PUBLICATION

Bacterial pore-forming toxin pneumolysin drives pathogenicity through host extracellular vesicles released during infection

Authors
Parveen, S., Bhat, C.V., Sagilkumar, A.C., Aziz, S., Arya, J., Dutta, A., Dutta, S., Show, S., Sharma, K., Rakshit, S., Johnson, J.B., Nongthomba, U., Banerjee, A., Subramanian, K.
ID
ZDB-PUB-240901-29
Date
2024
Source
iScience   27: 110589110589 (Journal)
Registered Authors
Nongthomba, Upendra
Keywords
Bacteriology, Cell biology, Microbiology
MeSH Terms
none
PubMed
39211544 Full text @ iScience
Abstract
Streptococcus pneumoniae is a global priority respiratory pathogen that kills over a million people annually. The pore-forming cytotoxin, pneumolysin (PLY) is a major virulence factor. Here, we found that recombinant PLY as well as wild-type pneumococcal strains, but not the isogenic PLY mutant, upregulated the shedding of extracellular vesicles (EVs) harboring membrane-bound toxin from human THP-1 monocytes. PLY-EVs induced cytotoxicity and hemolysis dose-dependently upon internalization by recipient monocyte-derived dendritic cells. Proteomics analysis revealed that PLY-EVs are selectively enriched in key inflammatory host proteins such as IFI16, NLRC4, PTX3, and MMP9. EVs shed from PLY-challenged or infected cells induced dendritic cell maturation and primed them to infection.

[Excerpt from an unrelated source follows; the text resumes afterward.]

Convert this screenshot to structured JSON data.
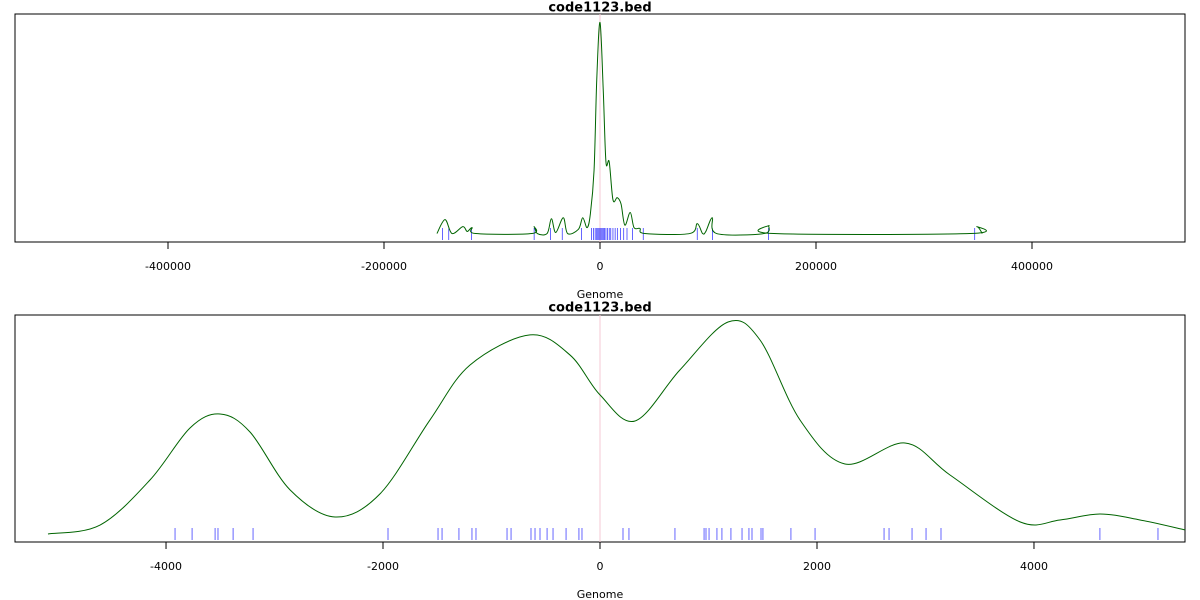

In vivo, zebrafish administered with PLY-EVs showed pericardial edema and mortality. Adoptive transfer of bronchoalveolar-lavage-derived EVs from infected mice to healthy recipients induced lung damage and inflammation in a PLY-dependent manner. Our findings identify that host EVs released during infection mediate pneumococcal pathogenesis.